3
votes

I saw many posts about output the hadoop MapReduce result to gzip format or any other compressed format. However, I don't see much about how hadoop-streaming read in (input) the compressed format. I saw some older post about using -jobconf stream.recordreader.compression=gzip http://mail-archives.apache.org/mod_mbox/hadoop-common-user/200907.mbox/%[email protected]%3E to do the input part. Currently, I am using Cloudera CDH 5 on Ubuntu LTS 12.04. Writing mapper and reducer with python.

1
Have you tried anything? Streaming should handle gzip'd files automatically. - libjack

1 Answers

5
votes

No additional command line args are needed, Gzip input is natively supported by Hadoop streaming jobs. Gzip files will automatically be detected and decompressed. Just pass gzip files using the -input option.

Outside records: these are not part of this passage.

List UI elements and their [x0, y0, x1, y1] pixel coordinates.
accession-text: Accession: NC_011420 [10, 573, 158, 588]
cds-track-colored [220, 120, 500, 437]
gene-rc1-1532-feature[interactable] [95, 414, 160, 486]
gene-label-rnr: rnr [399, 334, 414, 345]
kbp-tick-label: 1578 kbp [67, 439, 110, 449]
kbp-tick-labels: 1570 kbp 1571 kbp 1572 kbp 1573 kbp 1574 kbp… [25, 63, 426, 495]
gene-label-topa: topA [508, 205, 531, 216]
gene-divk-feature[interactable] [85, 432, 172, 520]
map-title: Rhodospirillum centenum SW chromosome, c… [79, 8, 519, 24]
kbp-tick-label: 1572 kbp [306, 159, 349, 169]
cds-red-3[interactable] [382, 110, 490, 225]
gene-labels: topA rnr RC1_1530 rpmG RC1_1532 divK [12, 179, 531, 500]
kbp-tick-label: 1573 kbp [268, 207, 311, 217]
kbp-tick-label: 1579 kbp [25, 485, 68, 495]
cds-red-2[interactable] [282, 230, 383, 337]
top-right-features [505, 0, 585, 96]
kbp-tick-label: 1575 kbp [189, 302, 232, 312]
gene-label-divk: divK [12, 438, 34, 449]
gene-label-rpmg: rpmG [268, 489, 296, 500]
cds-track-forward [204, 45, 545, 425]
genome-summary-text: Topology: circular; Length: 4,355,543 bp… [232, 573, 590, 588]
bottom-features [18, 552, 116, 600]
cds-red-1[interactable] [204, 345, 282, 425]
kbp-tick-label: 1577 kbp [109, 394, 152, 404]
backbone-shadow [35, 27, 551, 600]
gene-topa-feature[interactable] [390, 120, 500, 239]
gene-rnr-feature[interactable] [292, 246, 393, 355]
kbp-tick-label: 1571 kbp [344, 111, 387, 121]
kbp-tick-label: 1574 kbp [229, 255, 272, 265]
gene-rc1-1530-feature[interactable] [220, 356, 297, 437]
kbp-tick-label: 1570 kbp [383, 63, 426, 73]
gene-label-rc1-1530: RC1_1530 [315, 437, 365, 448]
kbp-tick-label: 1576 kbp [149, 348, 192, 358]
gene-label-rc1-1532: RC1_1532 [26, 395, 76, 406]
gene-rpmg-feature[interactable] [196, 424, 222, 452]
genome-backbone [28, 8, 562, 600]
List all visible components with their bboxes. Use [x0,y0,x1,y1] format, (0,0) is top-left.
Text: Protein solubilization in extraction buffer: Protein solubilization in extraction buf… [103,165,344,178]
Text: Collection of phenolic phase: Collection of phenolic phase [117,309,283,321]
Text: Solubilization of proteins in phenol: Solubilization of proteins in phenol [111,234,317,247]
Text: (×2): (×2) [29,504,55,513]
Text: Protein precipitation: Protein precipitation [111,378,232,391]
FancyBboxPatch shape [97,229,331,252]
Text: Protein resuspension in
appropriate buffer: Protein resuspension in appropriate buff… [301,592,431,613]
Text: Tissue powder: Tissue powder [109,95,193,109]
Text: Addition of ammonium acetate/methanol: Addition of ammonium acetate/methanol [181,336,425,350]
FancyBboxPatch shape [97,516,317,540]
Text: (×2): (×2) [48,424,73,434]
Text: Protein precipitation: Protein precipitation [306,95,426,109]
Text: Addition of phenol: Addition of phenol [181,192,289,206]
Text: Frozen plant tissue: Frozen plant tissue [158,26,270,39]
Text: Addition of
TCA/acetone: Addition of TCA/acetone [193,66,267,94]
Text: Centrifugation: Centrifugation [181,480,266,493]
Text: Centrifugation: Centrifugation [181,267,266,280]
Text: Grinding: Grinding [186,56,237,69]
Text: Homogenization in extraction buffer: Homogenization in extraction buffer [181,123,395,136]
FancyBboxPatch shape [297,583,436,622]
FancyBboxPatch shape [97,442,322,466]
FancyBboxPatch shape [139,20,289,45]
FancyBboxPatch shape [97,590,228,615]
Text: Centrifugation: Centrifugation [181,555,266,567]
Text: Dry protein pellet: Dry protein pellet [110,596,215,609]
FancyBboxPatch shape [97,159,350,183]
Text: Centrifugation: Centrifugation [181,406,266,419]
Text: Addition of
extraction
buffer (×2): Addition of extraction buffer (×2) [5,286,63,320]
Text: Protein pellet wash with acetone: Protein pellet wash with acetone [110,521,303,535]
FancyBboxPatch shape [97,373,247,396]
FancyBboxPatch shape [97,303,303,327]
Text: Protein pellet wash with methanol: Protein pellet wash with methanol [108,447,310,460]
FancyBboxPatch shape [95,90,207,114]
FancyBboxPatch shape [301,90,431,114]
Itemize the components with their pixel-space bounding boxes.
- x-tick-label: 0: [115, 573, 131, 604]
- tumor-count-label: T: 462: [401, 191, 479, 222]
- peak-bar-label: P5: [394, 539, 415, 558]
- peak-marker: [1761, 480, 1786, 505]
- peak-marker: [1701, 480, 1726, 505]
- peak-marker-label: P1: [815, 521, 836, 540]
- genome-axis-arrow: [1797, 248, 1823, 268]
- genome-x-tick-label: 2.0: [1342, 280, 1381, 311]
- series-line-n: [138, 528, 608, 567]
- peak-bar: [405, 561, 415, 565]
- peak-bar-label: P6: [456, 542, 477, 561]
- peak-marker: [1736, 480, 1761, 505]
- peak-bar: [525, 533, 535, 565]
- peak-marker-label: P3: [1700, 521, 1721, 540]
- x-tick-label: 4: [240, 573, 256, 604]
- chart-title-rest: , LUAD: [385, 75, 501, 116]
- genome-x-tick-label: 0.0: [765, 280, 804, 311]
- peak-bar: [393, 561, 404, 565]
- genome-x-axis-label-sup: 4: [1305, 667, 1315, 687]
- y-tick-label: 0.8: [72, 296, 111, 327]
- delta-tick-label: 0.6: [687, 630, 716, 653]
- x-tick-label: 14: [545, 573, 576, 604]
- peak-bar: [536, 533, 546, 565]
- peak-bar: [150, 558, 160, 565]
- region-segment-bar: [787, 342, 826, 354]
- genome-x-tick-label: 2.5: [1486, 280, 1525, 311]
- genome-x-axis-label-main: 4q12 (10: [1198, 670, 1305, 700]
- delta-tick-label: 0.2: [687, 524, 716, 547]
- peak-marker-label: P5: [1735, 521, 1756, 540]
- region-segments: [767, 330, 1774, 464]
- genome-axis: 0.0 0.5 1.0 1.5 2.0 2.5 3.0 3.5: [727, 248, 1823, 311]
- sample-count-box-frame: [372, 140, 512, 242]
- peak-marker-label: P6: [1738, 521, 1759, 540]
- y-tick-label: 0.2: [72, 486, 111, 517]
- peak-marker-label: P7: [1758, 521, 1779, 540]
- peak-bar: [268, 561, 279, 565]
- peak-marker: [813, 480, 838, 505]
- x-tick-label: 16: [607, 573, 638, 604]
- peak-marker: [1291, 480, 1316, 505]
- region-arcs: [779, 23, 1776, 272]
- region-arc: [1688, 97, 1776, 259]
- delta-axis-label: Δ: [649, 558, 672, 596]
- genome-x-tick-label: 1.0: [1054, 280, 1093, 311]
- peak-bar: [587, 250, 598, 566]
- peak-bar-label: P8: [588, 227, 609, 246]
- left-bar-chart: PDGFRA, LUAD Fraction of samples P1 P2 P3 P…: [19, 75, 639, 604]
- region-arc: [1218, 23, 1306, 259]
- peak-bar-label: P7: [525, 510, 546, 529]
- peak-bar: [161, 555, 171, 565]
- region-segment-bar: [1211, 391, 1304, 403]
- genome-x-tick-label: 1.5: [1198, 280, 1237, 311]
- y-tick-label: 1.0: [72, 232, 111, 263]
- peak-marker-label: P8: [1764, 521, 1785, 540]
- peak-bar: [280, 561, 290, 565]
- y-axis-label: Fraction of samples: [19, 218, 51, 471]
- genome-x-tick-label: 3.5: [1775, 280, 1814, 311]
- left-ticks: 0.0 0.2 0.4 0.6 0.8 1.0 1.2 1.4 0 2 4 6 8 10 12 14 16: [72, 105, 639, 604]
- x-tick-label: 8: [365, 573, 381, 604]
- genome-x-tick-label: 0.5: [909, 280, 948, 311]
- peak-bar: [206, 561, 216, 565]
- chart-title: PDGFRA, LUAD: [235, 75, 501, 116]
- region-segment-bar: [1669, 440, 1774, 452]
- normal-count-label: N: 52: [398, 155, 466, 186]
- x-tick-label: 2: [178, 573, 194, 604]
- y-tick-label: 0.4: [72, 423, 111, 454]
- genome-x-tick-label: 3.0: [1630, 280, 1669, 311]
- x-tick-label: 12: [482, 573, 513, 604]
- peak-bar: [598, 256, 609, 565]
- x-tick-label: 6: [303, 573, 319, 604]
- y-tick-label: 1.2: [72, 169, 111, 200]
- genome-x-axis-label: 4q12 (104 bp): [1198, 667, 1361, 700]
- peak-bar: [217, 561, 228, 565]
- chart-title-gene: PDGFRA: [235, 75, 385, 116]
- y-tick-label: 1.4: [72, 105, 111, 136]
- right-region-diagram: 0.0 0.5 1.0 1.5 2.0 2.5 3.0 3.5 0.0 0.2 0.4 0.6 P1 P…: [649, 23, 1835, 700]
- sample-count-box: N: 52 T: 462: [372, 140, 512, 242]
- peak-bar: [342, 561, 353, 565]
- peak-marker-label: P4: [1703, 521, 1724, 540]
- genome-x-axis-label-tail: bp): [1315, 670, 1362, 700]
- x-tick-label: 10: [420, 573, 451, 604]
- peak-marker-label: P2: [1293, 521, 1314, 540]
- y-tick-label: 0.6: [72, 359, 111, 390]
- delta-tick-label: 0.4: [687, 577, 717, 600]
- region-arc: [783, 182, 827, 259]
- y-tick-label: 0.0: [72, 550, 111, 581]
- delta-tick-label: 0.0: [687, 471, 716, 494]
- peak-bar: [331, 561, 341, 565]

Here is a very simple example:

$ hadoop jar /usr/lib/hadoop-mapreduce/hadoop-streaming.jar -input /user/johndoe/test_input.gz -output /user/johndoe/output -mapper /bin/cat -reducer /usr/bin/wc

In terms of input, using a Python mapper and reducer will not change anything.

One caveat I've notice but have yet to resolve: using gzip input with the -inputreader "StreamXmlRecordReader,begin=page,end=/page" option produces no output.